At that same event he hosted a visit of Rabbi Dovid Weiss, the Rabbi that participated in the anti-Jewish Holocaust denial conference sponsored by one of America's chief enemies, Iran's president Mahmoud Ahmadinejad.
He also was a leader of several 2004 anti-American rallies in support of Iraqi insurgents as well as past rallies in support of Hamas and Yassir Arafat. al-Husainy has also voiced direct and open support of Iraq militant Moqtada al-Sadr, and Iranian anti-American cleric Khomeini.
In a 2004 interview he was pleased to note that American soldiers in Iraq were "running away or committing suicide or getting psychological treatment." And he went on to attack Jews in a wild-eyed conspiracy rant.
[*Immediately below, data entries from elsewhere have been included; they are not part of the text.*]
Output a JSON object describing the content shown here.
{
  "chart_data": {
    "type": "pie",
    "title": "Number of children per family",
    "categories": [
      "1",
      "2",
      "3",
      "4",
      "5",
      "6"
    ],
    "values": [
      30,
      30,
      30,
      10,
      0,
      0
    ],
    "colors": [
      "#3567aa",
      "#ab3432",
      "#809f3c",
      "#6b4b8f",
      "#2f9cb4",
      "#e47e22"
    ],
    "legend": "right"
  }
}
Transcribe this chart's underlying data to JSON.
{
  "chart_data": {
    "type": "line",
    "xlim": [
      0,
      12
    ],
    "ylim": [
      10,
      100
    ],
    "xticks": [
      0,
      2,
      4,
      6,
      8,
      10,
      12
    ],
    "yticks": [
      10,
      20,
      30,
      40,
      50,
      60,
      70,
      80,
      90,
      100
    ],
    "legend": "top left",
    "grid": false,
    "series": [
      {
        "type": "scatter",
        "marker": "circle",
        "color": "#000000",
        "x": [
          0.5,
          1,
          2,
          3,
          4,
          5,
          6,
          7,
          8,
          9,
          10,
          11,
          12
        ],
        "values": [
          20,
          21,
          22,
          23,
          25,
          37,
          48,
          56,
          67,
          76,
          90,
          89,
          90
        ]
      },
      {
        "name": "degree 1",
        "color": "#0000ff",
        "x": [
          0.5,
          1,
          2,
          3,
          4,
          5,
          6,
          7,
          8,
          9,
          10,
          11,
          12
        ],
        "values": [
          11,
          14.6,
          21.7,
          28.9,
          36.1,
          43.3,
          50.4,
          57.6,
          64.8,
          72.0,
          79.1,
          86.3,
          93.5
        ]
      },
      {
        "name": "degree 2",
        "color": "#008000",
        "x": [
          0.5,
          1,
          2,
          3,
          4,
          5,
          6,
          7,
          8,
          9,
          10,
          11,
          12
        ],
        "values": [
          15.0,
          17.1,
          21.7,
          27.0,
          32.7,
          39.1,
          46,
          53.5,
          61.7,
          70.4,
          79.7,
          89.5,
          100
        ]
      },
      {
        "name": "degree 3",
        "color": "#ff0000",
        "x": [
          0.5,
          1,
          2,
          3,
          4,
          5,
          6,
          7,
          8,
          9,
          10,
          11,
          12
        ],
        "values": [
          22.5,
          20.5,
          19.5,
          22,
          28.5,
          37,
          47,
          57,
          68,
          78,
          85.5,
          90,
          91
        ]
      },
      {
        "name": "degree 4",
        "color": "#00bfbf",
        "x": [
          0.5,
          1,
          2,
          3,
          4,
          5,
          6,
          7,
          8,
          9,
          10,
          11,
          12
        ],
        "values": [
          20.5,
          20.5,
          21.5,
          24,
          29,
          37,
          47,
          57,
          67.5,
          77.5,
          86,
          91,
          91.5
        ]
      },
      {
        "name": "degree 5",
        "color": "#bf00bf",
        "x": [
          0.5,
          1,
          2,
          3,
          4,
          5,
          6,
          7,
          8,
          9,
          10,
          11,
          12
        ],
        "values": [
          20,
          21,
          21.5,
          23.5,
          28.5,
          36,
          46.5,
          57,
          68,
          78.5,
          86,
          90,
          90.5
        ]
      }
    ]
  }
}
Saddam . . . he handed Iraq to the coalition. I believe he is an agent of America. . . . Saddam created a bunch of gangs who have no faith . . . . We also think some outsiders, with some Iraqis, and, by the way, I don't want to exclude the Zionists. I think some extremists from the Mossad came in and took a chance to have some revenge, because we don't know who killed [Imam Mohammed Bakr] Al-Hakim or Sergio Vieira De Mello, the UN High Commissioner for Human Rights.
This is no man of God, but a radical cleric who vocally supports America's enemies and regularly attacks America and Jews.
And this is the man that the Democrats have asked to lead a "prayer" at their meeting?
It just goes to show once again that Democrats are weak on defense, anti-Jewish and woefully accepting of radical attacks on their own country. Democrats prove that they would willingly and in the name of "multiculturalism" lead the entire country right into the hands of those who would destroy us.